DEPOK atau DEPOT? Kota yang Berhenti di Loket 'Kepentingan', Pembangunan Masjid Jadi Tumbal!

2 hours ago 2
 Dok RUZKA INDONESIA) Megahnya maket Masjid Al Quddus Depok di pinggir Jalan Margonda Raya yang pembangunannya dibatalkan Wali Kota Depok, Supian Suri tanpa alasan. (Foto: Dok RUZKA INDONESIA)

RUZKA-REPUBLIKA NETWORK -- Lampu neon di langit-langit kantor Persatuan Wartawan Indonesia (PWI) Kota Depok memantul tenang pada meja-meja kayu dan deretan kursi plastik yang terbungkus kain putih tersusun rapi.
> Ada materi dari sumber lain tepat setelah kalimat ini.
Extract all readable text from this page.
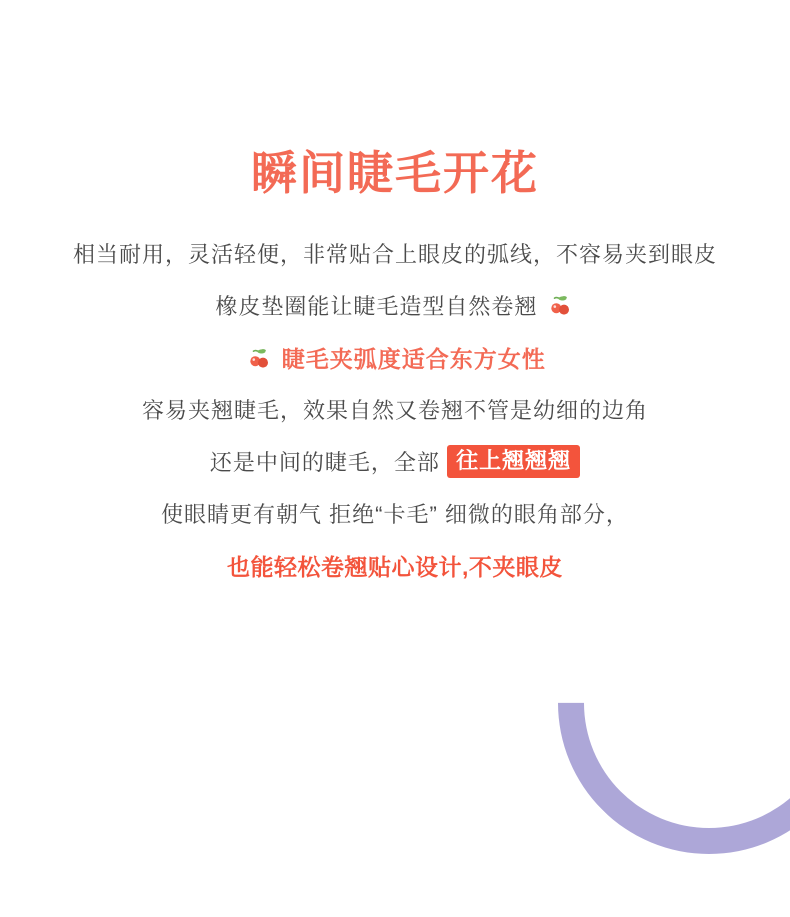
瞬间睫毛开花
相当耐用，灵活轻便，非常贴合上眼皮的弧线，不容易夹到眼皮
橡皮垫圈能让睫毛造型自然卷翘
睫毛夹弧度适合东方女性
容易夹翘睫毛，效果自然又卷翘不管是幼细的边角
还是中间的睫毛，全部 往上翘翘翘
使眼睛更有朝气 拒绝“卡毛” 细微的眼角部分，
也能轻松卷翘贴心设计,不夹眼皮
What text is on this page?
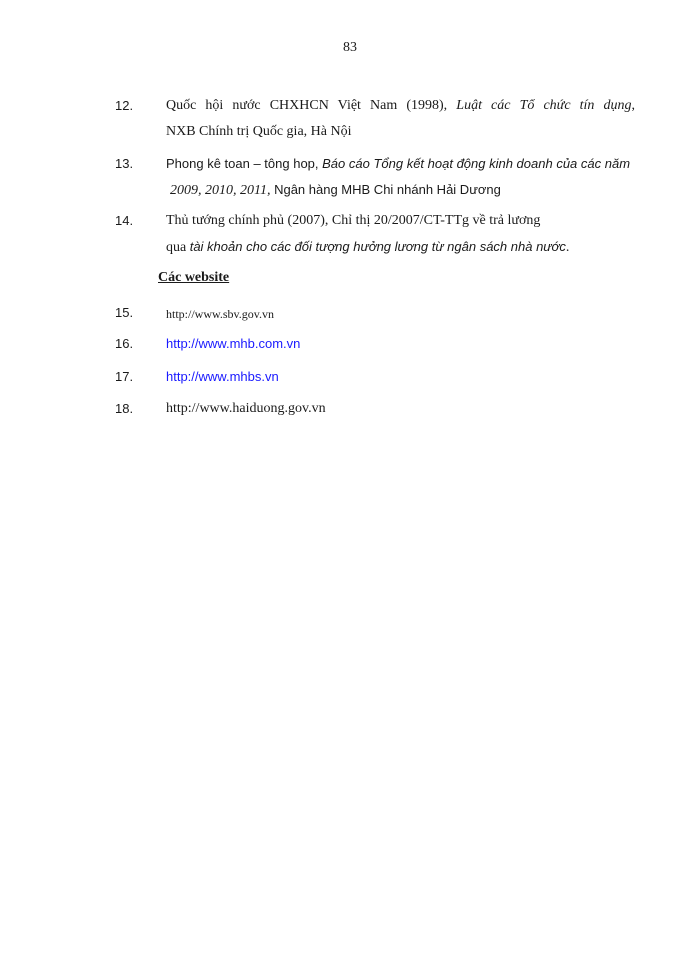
83
12. Quốc hội nước CHXHCN Việt Nam (1998), Luật các Tổ chức tín dụng,
NXB Chính trị Quốc gia, Hà Nội
13.	Phong kê toan – tông hop, Báo cáo Tổng kết hoạt động kinh doanh của các năm
2009, 2010, 2011, Ngân hàng MHB Chi nhánh Hải Dương
14. Thủ tướng chính phủ (2007), Chỉ thị 20/2007/CT-TTg về trả lương
qua tài khoản cho các đối tượng hưởng lương từ ngân sách nhà nước.
Các website
15.	http://www.sbv.gov.vn
16.	http://www.mhb.com.vn
17.	http://www.mhbs.vn
18. http://www.haiduong.gov.vn
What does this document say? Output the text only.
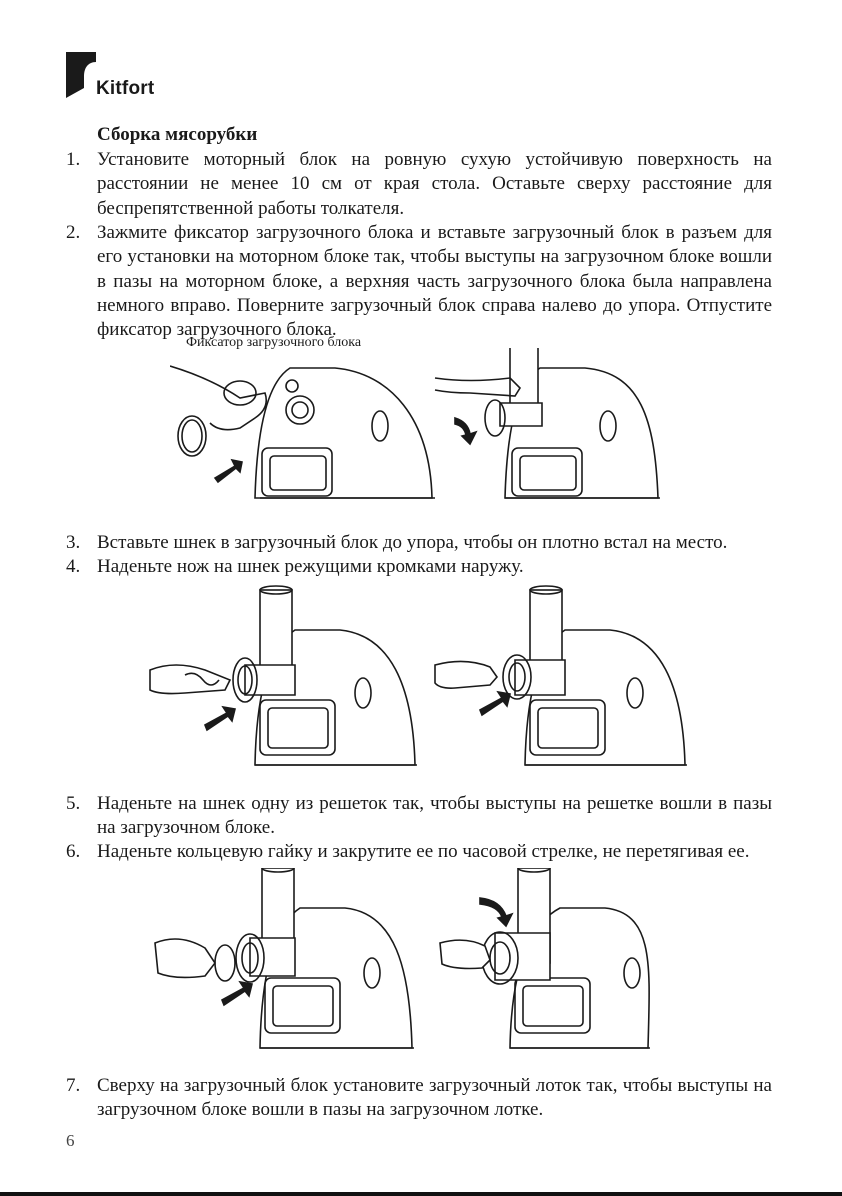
Kitfort
Сборка мясорубки
1. Установите моторный блок на ровную сухую устойчивую поверхность на расстоянии не менее 10 см от края стола. Оставьте сверху расстояние для беспрепятственной работы толкателя.
2. Зажмите фиксатор загрузочного блока и вставьте загрузочный блок в разъем для его установки на моторном блоке так, чтобы выступы на загрузочном блоке вошли в пазы на моторном блоке, а верхняя часть загрузочного блока была направлена немного вправо. Поверните загрузочный блок справа налево до упора. Отпустите фиксатор загрузочного блока.
Фиксатор загрузочного блока
3. Вставьте шнек в загрузочный блок до упора, чтобы он плотно встал на место.
4. Наденьте нож на шнек режущими кромками наружу.
5. Наденьте на шнек одну из решеток так, чтобы выступы на решетке вошли в пазы на загрузочном блоке.
6. Наденьте кольцевую гайку и закрутите ее по часовой стрелке, не перетягивая ее.
7. Сверху на загрузочный блок установите загрузочный лоток так, чтобы выступы на загрузочном блоке вошли в пазы на загрузочном лотке.
6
Malam itu, Selasa, (4/11/2025), di kantor PWI Kota Depok, sekitar lima puluh wartawan memenuhi ruangan. Di dinding belakang meja duduk, spanduk putih terbentang jelas: “Sosialisasi Tugas dan Wewenang Komisi D DPRD Kota Depok – Tahun Sidang 2025.” Di bawahnya tercetak nama nara sumber utama forum ini, Ade Supriyatna – Ketua DPRD Kota Depok.

Dengan tenang, Ade memulai paparannya. Ia menyampaikan bahwa Komisi D bertanggung jawab mengawasi urusan pendidikan, kesehatan, sosial, hingga kesejahteraan masyarakat.
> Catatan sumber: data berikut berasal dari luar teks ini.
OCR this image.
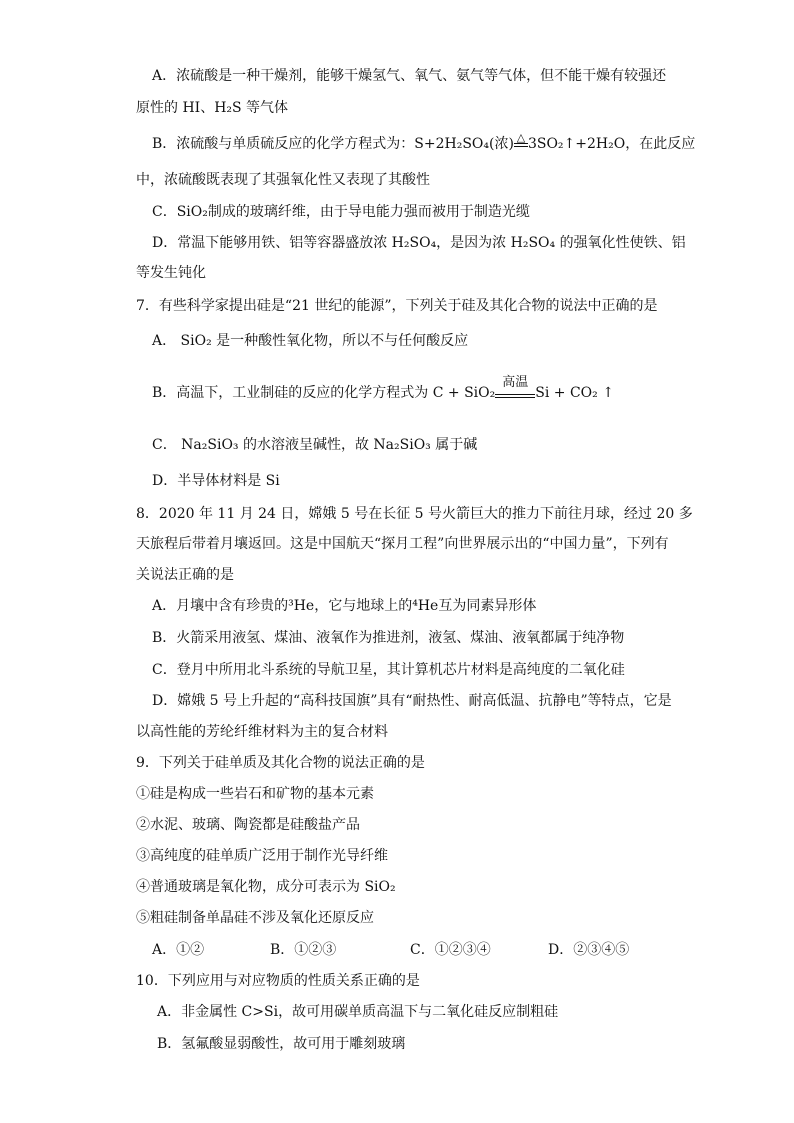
A．浓硫酸是一种干燥剂，能够干燥氢气、氧气、氨气等气体，但不能干燥有较强还
原性的 HI、H₂S 等气体
B．浓硫酸与单质硫反应的化学方程式为：S+2H₂SO₄(浓) △ 3SO₂↑+2H₂O，在此反应
中，浓硫酸既表现了其强氧化性又表现了其酸性
C．SiO₂制成的玻璃纤维，由于导电能力强而被用于制造光缆
D．常温下能够用铁、铝等容器盛放浓 H₂SO₄，是因为浓 H₂SO₄ 的强氧化性使铁、铝
等发生钝化
7．有些科学家提出硅是“21 世纪的能源”，下列关于硅及其化合物的说法中正确的是
A． SiO₂ 是一种酸性氧化物，所以不与任何酸反应
B．高温下，工业制硅的反应的化学方程式为 C + SiO₂
高温
Si + CO₂ ↑
C． Na₂SiO₃ 的水溶液呈碱性，故 Na₂SiO₃ 属于碱
D．半导体材料是 Si
8．2020 年 11 月 24 日，嫦娥 5 号在长征 5 号火箭巨大的推力下前往月球，经过 20 多
天旅程后带着月壤返回。这是中国航天“探月工程”向世界展示出的“中国力量”，下列有
关说法正确的是
A．月壤中含有珍贵的³He，它与地球上的⁴He互为同素异形体
B．火箭采用液氢、煤油、液氧作为推进剂，液氢、煤油、液氧都属于纯净物
C．登月中所用北斗系统的导航卫星，其计算机芯片材料是高纯度的二氧化硅
D．嫦娥 5 号上升起的“高科技国旗”具有“耐热性、耐高低温、抗静电”等特点，它是
以高性能的芳纶纤维材料为主的复合材料
9．下列关于硅单质及其化合物的说法正确的是
①硅是构成一些岩石和矿物的基本元素
②水泥、玻璃、陶瓷都是硅酸盐产品
③高纯度的硅单质广泛用于制作光导纤维
④普通玻璃是氧化物，成分可表示为 SiO₂
⑤粗硅制备单晶硅不涉及氧化还原反应
A．①②	B．①②③	C．①②③④	D．②③④⑤
10．下列应用与对应物质的性质关系正确的是
A．非金属性 C>Si，故可用碳单质高温下与二氧化硅反应制粗硅
B．氢氟酸显弱酸性，故可用于雕刻玻璃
Ia bicara tentang peran, anggaran, dan tanggung jawab negara terhadap rakyatnya. Semua terdengar rapi, sesuai buku pedoman demokrasi.

Baca juga: Ketua DPRD Depok Sosialisasi Tugas dan Wewenang Komisi D, PWI Kritik Kepemimpinan Supian Suri yang Didikte Partai Pendukung

Namun di balik kata-kata formal itu, ada pertanyaan yang merambat pelan di antara para wartawan: apakah kewenangan itu benar-benar bisa berjalan murni, atau tetap harus melalui persimpangan politik terlebih dahulu?

Depok seolah punya istilah tak tertulis: Politik DEPOT yang bisa diplesetkan menjadi Depok Penuh Konsensus Tawar-Menawar. Seperti sebuah gudang besar, setiap kebijakan harus singgah sebentar.

Di sana, ia ditimbang, dinegosiasi, disesuaikan dengan selera dan kepentingan yang tak tertulis. Barulah ia dilepas ke publik, sebagai keputusan resmi pemerintah.

Contoh paling terasa muncul ketika nama Masjid Al Quddus disebut. Rencana pembangunan masjid di lahan bekas SDN Pondok Cina Margonda telah disepakati, bahkan anggarannya—Rp20 miliar—sudah masuk dalam pembahasan.

Baca juga: Ada Apa dengan Pencoretan Anggaran Pembangunan Masjid Margonda Depok? Sungguh Menyakitkan Perasaan Umat

Namun tiba-tiba, pembangunan Masjid Al Quddus di Jalan Margonda itu dibatalkan tanpa alasan yang benar-benar 'masuk akal'.

Di forum itu, Ade tak menyalahkan siapa pun, tetapi nada suaranya menyimpan heran. Seolah keputusan tak lagi lahir dari sidang-sidang di balai kota, melainkan dari ruang yang tak tercatat dalam tata tertib pemerintahan.

Di sinilah wajah Politik DEPOT seperti terasa nyata. Pemerintah berbicara tentang pelayanan publik, tetapi seringkali yang lebih dulu dilayani adalah kalkulasi politik.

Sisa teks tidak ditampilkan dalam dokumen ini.